Beccy Baird, the King’s Fund lead on primary care, says the row matters because “for most people general practice is the face of the NHS, the part of the NHS they access most in any given year”. But GPs’ unique status as self-employed contractors, rather than directly employed NHS staff, can frustrate ministers, she adds.

“There are long memories of the 2004 GP contract debacle, which saw GPs being able to opt out of out-of-hours work for a 6% loss of income. Some in government believe that must never happen again; that GPs can’t be seen to ‘win’ in contract negotiations.”

A YouGov poll of 5,425 adults in the UK found that 66% prefer a face-to-face appointment, 5% a video call and 25% don’t mind which it is. Anna Quigley, the research director at pollsters Ipsos Mori, says: “Access – getting through when needed and the ease of making an appointment – is really important to patients. The qualitative and quantitative data on remote v face-to-face appointments suggests that remote appointments work well for some.

“What seems most important to patients, though, is having the choice of appointment or knowing that a [face-to-face] appointment is available should they really need it.” Javid has stressed that patient choice is the principle driving his hardline stance.

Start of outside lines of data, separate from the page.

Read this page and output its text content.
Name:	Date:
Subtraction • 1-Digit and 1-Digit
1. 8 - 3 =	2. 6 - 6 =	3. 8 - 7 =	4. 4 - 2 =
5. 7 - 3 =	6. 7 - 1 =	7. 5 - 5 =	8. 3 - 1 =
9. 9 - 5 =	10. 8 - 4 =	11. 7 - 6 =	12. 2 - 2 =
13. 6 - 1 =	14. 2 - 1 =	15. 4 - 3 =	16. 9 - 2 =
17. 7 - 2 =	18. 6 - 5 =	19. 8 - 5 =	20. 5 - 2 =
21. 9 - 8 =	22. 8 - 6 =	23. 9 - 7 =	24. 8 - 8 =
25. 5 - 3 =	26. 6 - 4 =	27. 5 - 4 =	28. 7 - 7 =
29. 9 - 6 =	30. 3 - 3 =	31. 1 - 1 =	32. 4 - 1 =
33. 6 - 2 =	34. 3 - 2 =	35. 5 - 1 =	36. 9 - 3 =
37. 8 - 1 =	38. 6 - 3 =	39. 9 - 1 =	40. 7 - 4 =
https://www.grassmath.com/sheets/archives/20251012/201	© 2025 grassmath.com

Who is likely to win the battle for hearts and minds over GP access? Quigley says it’s unclear who the public will side with if the BMA does decide to take industrial action. “We know there’s a lot of support for the NHS and those who work in it. When junior doctors went on strike the majority of the public supported them. Some 57% supported the all-out strike, which affected emergency [A&E] care [but] it was 66% when emergency care wasn’t affected.”

Dan Wellings, an expert on public attitudes towards the NHS at the King’s Fund, points out that previously issues of public access have translated into upset with the government. But, he adds, it is possible that this time doctors end up as the losers in the court of public opinion.

“It’s hard to know where the public will point the finger of blame. There is a risk this might be different, in part because of the coverage from some sections of the media, and that a larger than usual proportion of the public might blame GPs.

“It’s also important to point out that the difference with the junior doctor strikes is that the actual effect of that was felt by a relatively small percentage [of people] whereas access to primary care is key when it comes to overall perceptions of the NHS because it is the service used by the largest proportion of people.”